A la guardia civil no le gustan los besos. Y si no, que le pregunten a Vanesa Viéitez, la joven gallega a la que un beso de su novio mientras conducía le ha salido por ochenta euros. Y eso que sólo fue en la mejilla, que a saber cómo estará cotizado uno más apasionado…
La denuncia, literalmente, se interpuso por «mantener actitudes cariñosas con el acompañante», gravísima infracción que debe de estar tipificada en alguna parte del código de circulación, posiblemente en el capítulo de ‘Estupideces varias y otras formas de recaudación desesperada’, y que si no fuera por el disgusto que la han dado a la pobre chica, casi parece una broma más de Manuel Summers en ‘To er mundo e güeno’, o una campaña publicitaria destinado a reforzar la idea del ‘Spain is diferent’ con el consabido ‘Si es que lo que no pase aquí…’. Porque todo esto de parejas metidas en vehículos es pura lógica, la erótica del coche… vamos, que si no se dan besos es que son la pareja de la guardia civil con el radar cargado, fijo.
En el fondo, probablemente, solo sea una cuestión de dinero; a algún político le deben de los ojos chiribitas cada vez que piensa en multas, y además de alguna manera habrá que pagar tanto anuncio en televisión de la DGT. Se ve que ya los radares están tan exprimidos que hay que buscar nuevas fuentes de recaudación extraordinaria, lo que haga falta por la seguridad vial. Y si hay que prohibir algo tan peligroso como los besos, pues adelante, que estamos en época de recortes y la vida afectiva de cada cual no iba a ser menos. Además, no deja de tener su encanto retro eso de que la guardia civil se dedique a perseguir a los besucones, como en tiempos de la posguerra, cuando velaban por la moral pública.

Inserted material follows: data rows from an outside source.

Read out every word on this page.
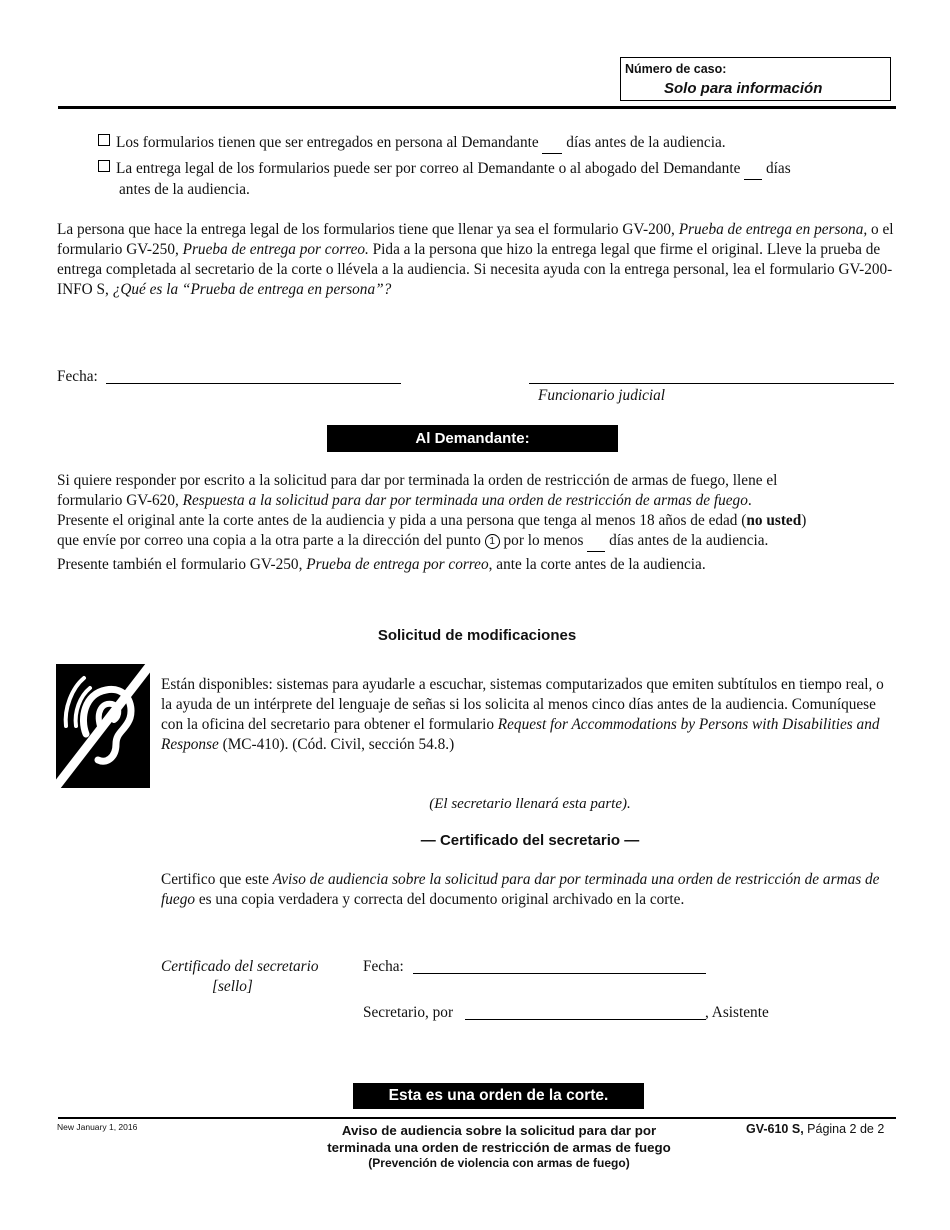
Número de caso:
Solo para información
Los formularios tienen que ser entregados en persona al Demandante días antes de la audiencia.
La entrega legal de los formularios puede ser por correo al Demandante o al abogado del Demandante días
antes de la audiencia.
La persona que hace la entrega legal de los formularios tiene que llenar ya sea el formulario GV-200, Prueba de entrega en persona, o el formulario GV-250, Prueba de entrega por correo. Pida a la persona que hizo la entrega legal que firme el original. Lleve la prueba de entrega completada al secretario de la corte o llévela a la audiencia. Si necesita ayuda con la entrega personal, lea el formulario GV-200-INFO S, ¿Qué es la “Prueba de entrega en persona”?
Fecha:
Funcionario judicial
Al Demandante:
Si quiere responder por escrito a la solicitud para dar por terminada la orden de restricción de armas de fuego, llene el
formulario GV-620, Respuesta a la solicitud para dar por terminada una orden de restricción de armas de fuego.
Presente el original ante la corte antes de la audiencia y pida a una persona que tenga al menos 18 años de edad (no usted)
que envíe por correo una copia a la otra parte a la dirección del punto 1 por lo menos días antes de la audiencia.
Presente también el formulario GV-250, Prueba de entrega por correo, ante la corte antes de la audiencia.
Solicitud de modificaciones
Están disponibles: sistemas para ayudarle a escuchar, sistemas computarizados que emiten subtítulos en tiempo real, o la ayuda de un intérprete del lenguaje de señas si los solicita al menos cinco días antes de la audiencia. Comuníquese con la oficina del secretario para obtener el formulario Request for Accommodations by Persons with Disabilities and Response (MC-410). (Cód. Civil, sección 54.8.)
(El secretario llenará esta parte).
— Certificado del secretario —
Certifico que este Aviso de audiencia sobre la solicitud para dar por terminada una orden de restricción de armas de fuego es una copia verdadera y correcta del documento original archivado en la corte.
Certificado del secretario
[sello]
Fecha:
Secretario, por	, Asistente
Esta es una orden de la corte.
New January 1, 2016	Aviso de audiencia sobre la solicitud para dar por
terminada una orden de restricción de armas de fuego
(Prevención de violencia con armas de fuego)
GV-610 S, Página 2 de 2
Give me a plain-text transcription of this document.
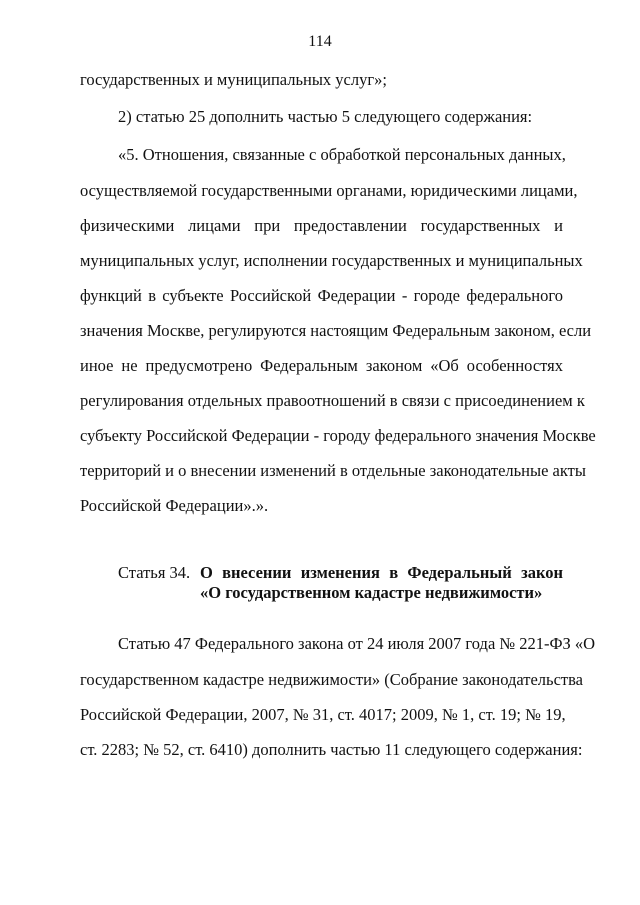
114
государственных и муниципальных услуг»;
2) статью 25 дополнить частью 5 следующего содержания:
«5. Отношения, связанные с обработкой персональных данных,
осуществляемой государственными органами, юридическими лицами,
физическими лицами при предоставлении государственных и
муниципальных услуг, исполнении государственных и муниципальных
функций в субъекте Российской Федерации - городе федерального
значения Москве, регулируются настоящим Федеральным законом, если
иное не предусмотрено Федеральным законом «Об особенностях
регулирования отдельных правоотношений в связи с присоединением к
субъекту Российской Федерации - городу федерального значения Москве
территорий и о внесении изменений в отдельные законодательные акты
Российской Федерации».».
Статья 34. О внесении изменения в Федеральный закон
«О государственном кадастре недвижимости»
Статью 47 Федерального закона от 24 июля 2007 года № 221-ФЗ «О
государственном кадастре недвижимости» (Собрание законодательства
Российской Федерации, 2007, № 31, ст. 4017; 2009, № 1, ст. 19; № 19,
ст. 2283; № 52, ст. 6410) дополнить частью 11 следующего содержания:
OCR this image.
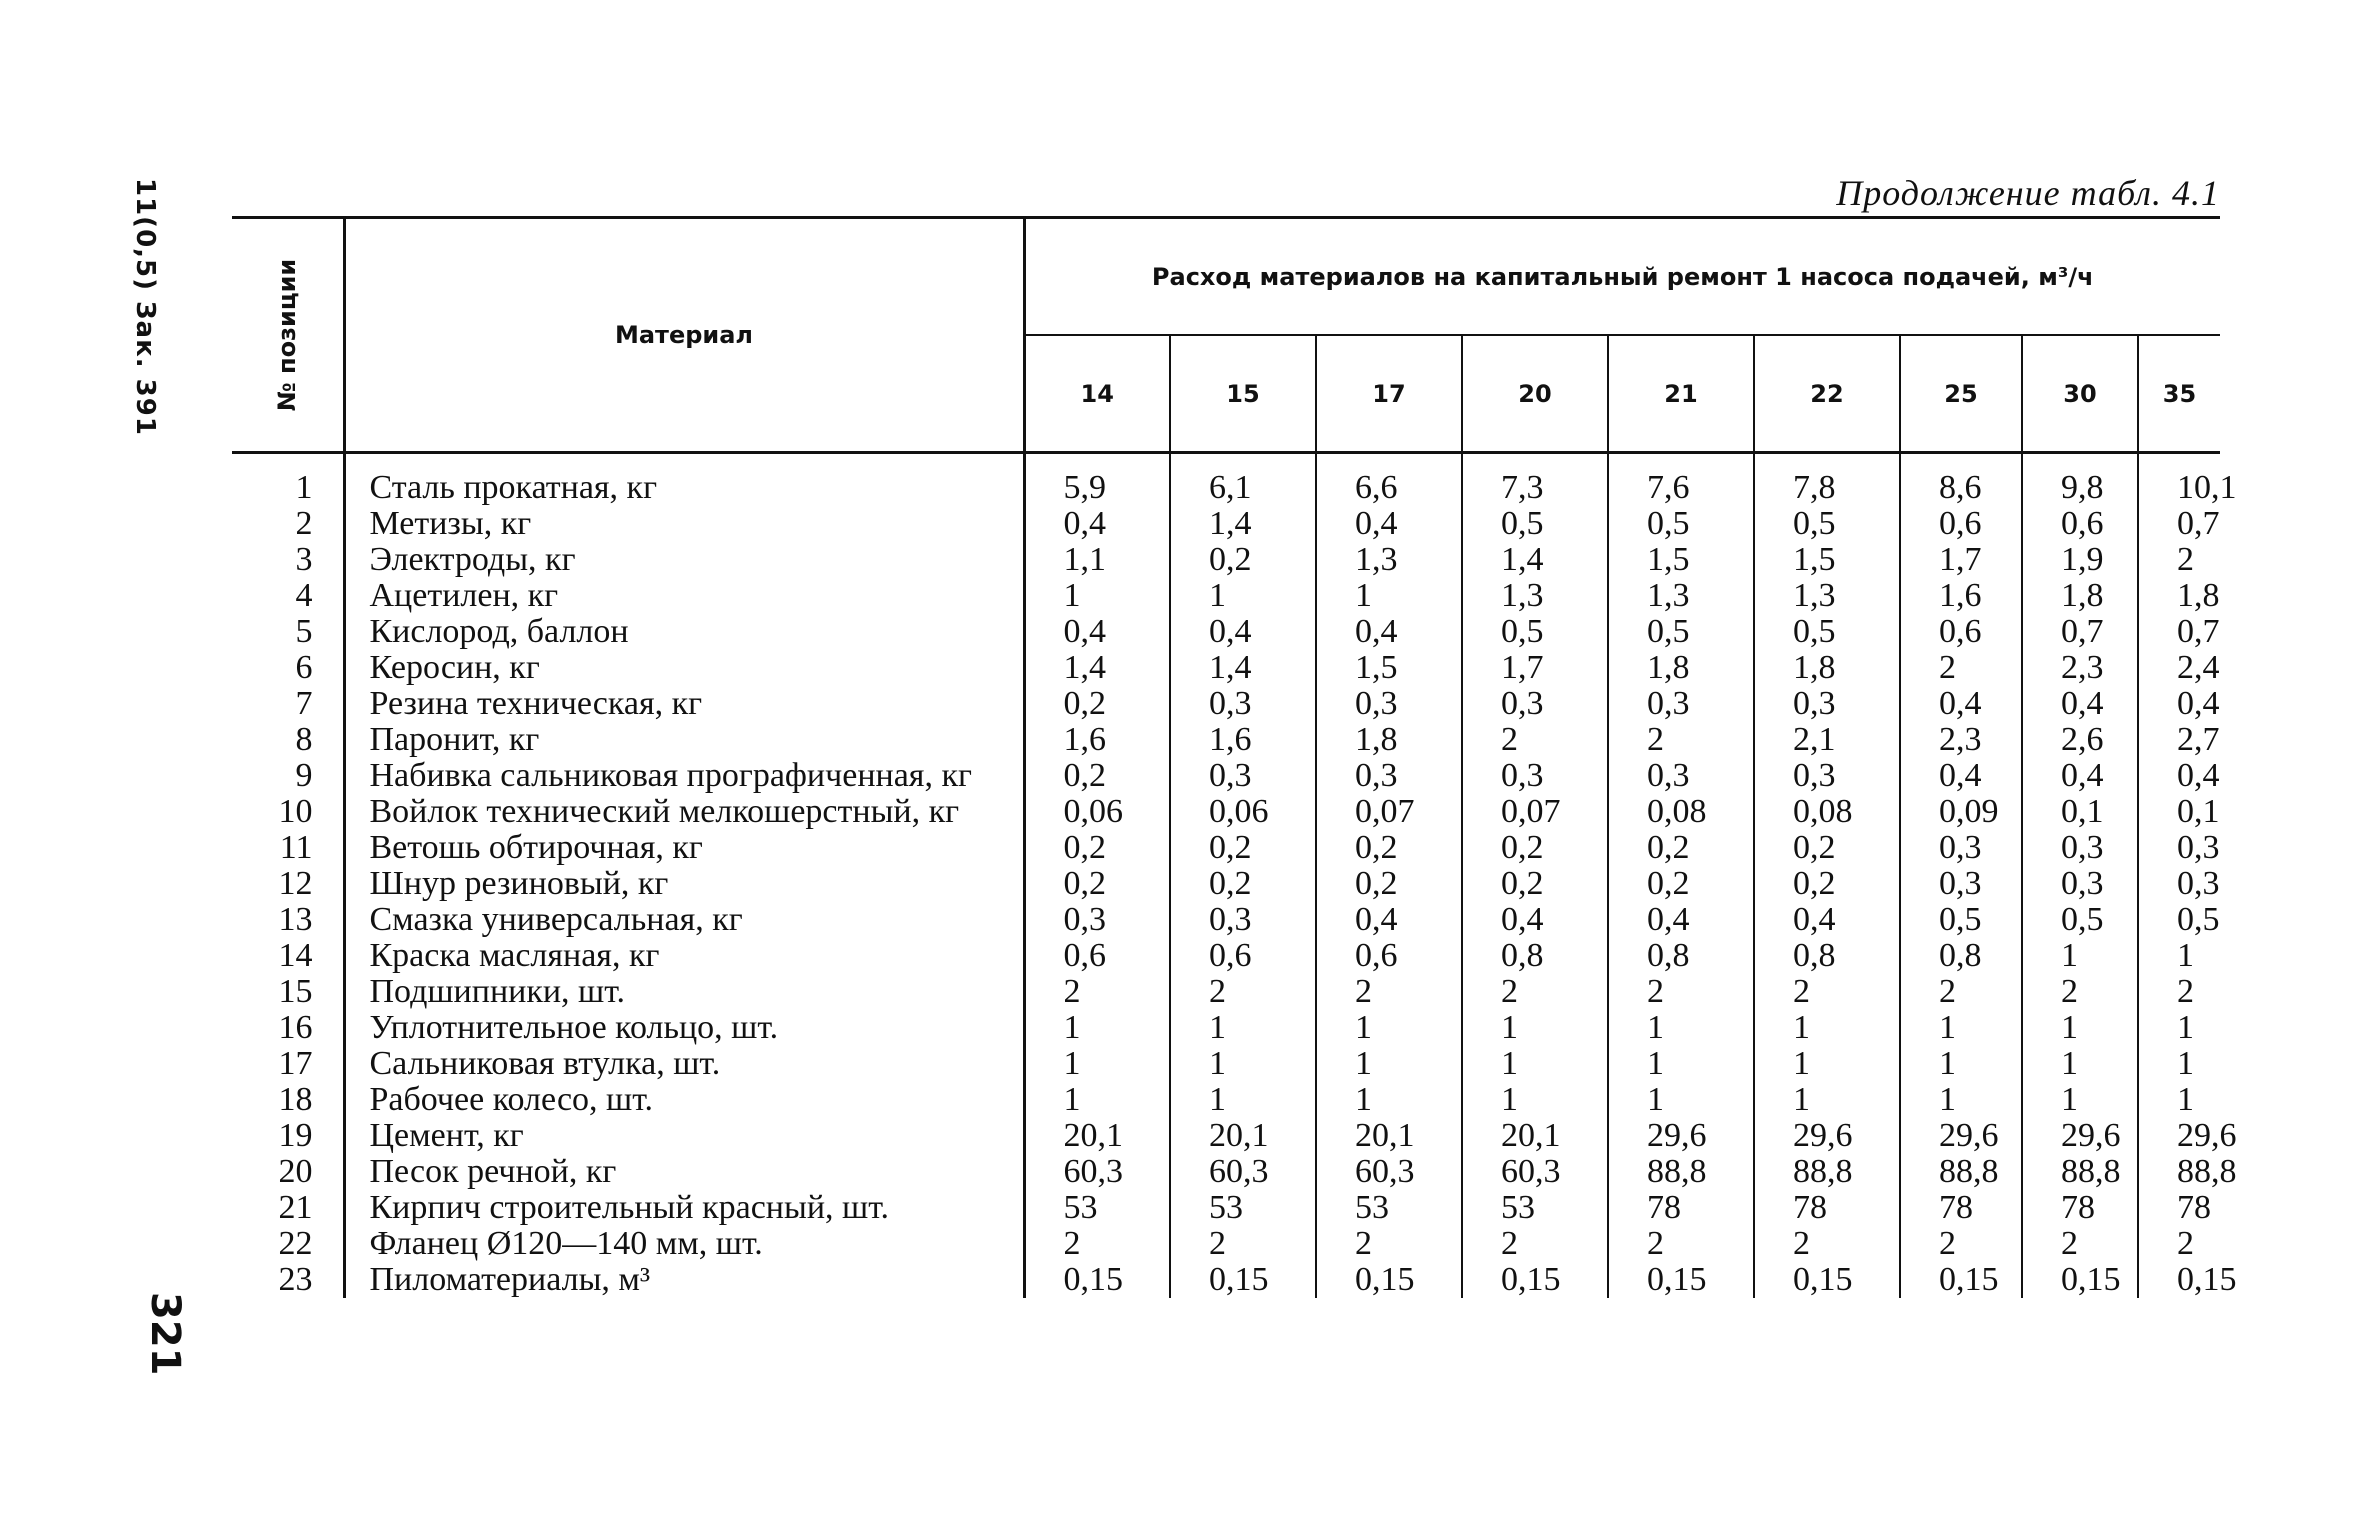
11(0,5) Зак. 391
321
Продолжение табл. 4.1
№ позиции	Материал	Расход материалов на капитальный ремонт 1 насоса подачей, м³/ч								
		14	15	17	20	21	22	25	30	35
1	Сталь прокатная, кг	5,9	6,1	6,6	7,3	7,6	7,8	8,6	9,8	10,1
2	Метизы, кг	0,4	1,4	0,4	0,5	0,5	0,5	0,6	0,6	0,7
3	Электроды, кг	1,1	0,2	1,3	1,4	1,5	1,5	1,7	1,9	2
4	Ацетилен, кг	1	1	1	1,3	1,3	1,3	1,6	1,8	1,8
5	Кислород, баллон	0,4	0,4	0,4	0,5	0,5	0,5	0,6	0,7	0,7
6	Керосин, кг	1,4	1,4	1,5	1,7	1,8	1,8	2	2,3	2,4
7	Резина техническая, кг	0,2	0,3	0,3	0,3	0,3	0,3	0,4	0,4	0,4
8	Паронит, кг	1,6	1,6	1,8	2	2	2,1	2,3	2,6	2,7
9	Набивка сальниковая прографиченная, кг	0,2	0,3	0,3	0,3	0,3	0,3	0,4	0,4	0,4
10	Войлок технический мелкошерстный, кг	0,06	0,06	0,07	0,07	0,08	0,08	0,09	0,1	0,1
11	Ветошь обтирочная, кг	0,2	0,2	0,2	0,2	0,2	0,2	0,3	0,3	0,3
12	Шнур резиновый, кг	0,2	0,2	0,2	0,2	0,2	0,2	0,3	0,3	0,3
13	Смазка универсальная, кг	0,3	0,3	0,4	0,4	0,4	0,4	0,5	0,5	0,5
14	Краска масляная, кг	0,6	0,6	0,6	0,8	0,8	0,8	0,8	1	1
15	Подшипники, шт.	2	2	2	2	2	2	2	2	2
16	Уплотнительное кольцо, шт.	1	1	1	1	1	1	1	1	1
17	Сальниковая втулка, шт.	1	1	1	1	1	1	1	1	1
18	Рабочее колесо, шт.	1	1	1	1	1	1	1	1	1
19	Цемент, кг	20,1	20,1	20,1	20,1	29,6	29,6	29,6	29,6	29,6
20	Песок речной, кг	60,3	60,3	60,3	60,3	88,8	88,8	88,8	88,8	88,8
21	Кирпич строительный красный, шт.	53	53	53	53	78	78	78	78	78
22	Фланец Ø120—140 мм, шт.	2	2	2	2	2	2	2	2	2
23	Пиломатериалы, м³	0,15	0,15	0,15	0,15	0,15	0,15	0,15	0,15	0,15
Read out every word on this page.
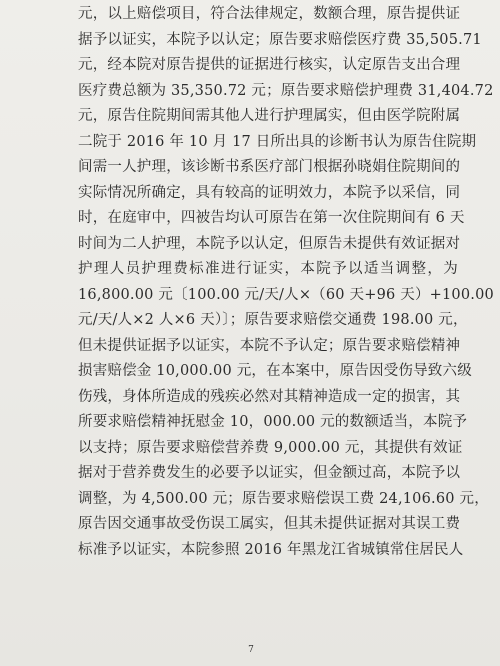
元，以上赔偿项目，符合法律规定，数额合理，原告提供证
据予以证实，本院予以认定；原告要求赔偿医疗费 35,505.71
元，经本院对原告提供的证据进行核实，认定原告支出合理
医疗费总额为 35,350.72 元；原告要求赔偿护理费 31,404.72
元，原告住院期间需其他人进行护理属实，但由医学院附属
二院于 2016 年 10 月 17 日所出具的诊断书认为原告住院期
间需一人护理，该诊断书系医疗部门根据孙晓娟住院期间的
实际情况所确定，具有较高的证明效力，本院予以采信，同
时，在庭审中，四被告均认可原告在第一次住院期间有 6 天
时间为二人护理，本院予以认定，但原告未提供有效证据对
护理人员护理费标准进行证实，本院予以适当调整，为
16,800.00 元〔100.00 元/天/人×（60 天+96 天）+100.00
元/天/人×2 人×6 天）〕；原告要求赔偿交通费 198.00 元，
但未提供证据予以证实，本院不予认定；原告要求赔偿精神
损害赔偿金 10,000.00 元，在本案中，原告因受伤导致六级
伤残，身体所造成的残疾必然对其精神造成一定的损害，其
所要求赔偿精神抚慰金 10，000.00 元的数额适当，本院予
以支持；原告要求赔偿营养费 9,000.00 元，其提供有效证
据对于营养费发生的必要予以证实，但金额过高，本院予以
调整，为 4,500.00 元；原告要求赔偿误工费 24,106.60 元，
原告因交通事故受伤误工属实，但其未提供证据对其误工费
标准予以证实，本院参照 2016 年黑龙江省城镇常住居民人
7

Porque los besos, ya se sabe, son peligrosísimos. Aceleran el corazón, aumentan el riego sanguíneo y hasta incitan a cerrar los ojos y dejarse llevar por las ensoñaciones; sirven para rebajar tensiones y producen relajación. Y hasta sonrisas. Mejoran el humor, dan optimismo y a veces hasta un poco de euforia; todo ello, claro, tremendamente arriesgado cuando uno va a la volante. ¿A quién se le ocurre darle un beso a su acompañante? Porque, como decía mi abuela, «por ahí se empieza, por los besos». En fin, menos mal que está la guardia civil, agazapada en cualquier cuneta, camuflada en las sombras, siempre lista para poner orden –o para poner multas, que debe de ser parecido–, porque si no este mundo, lleno de conductores que piensan más en besar que en cabrearse con el tráfico, iba a convertirse en un auténtico caos.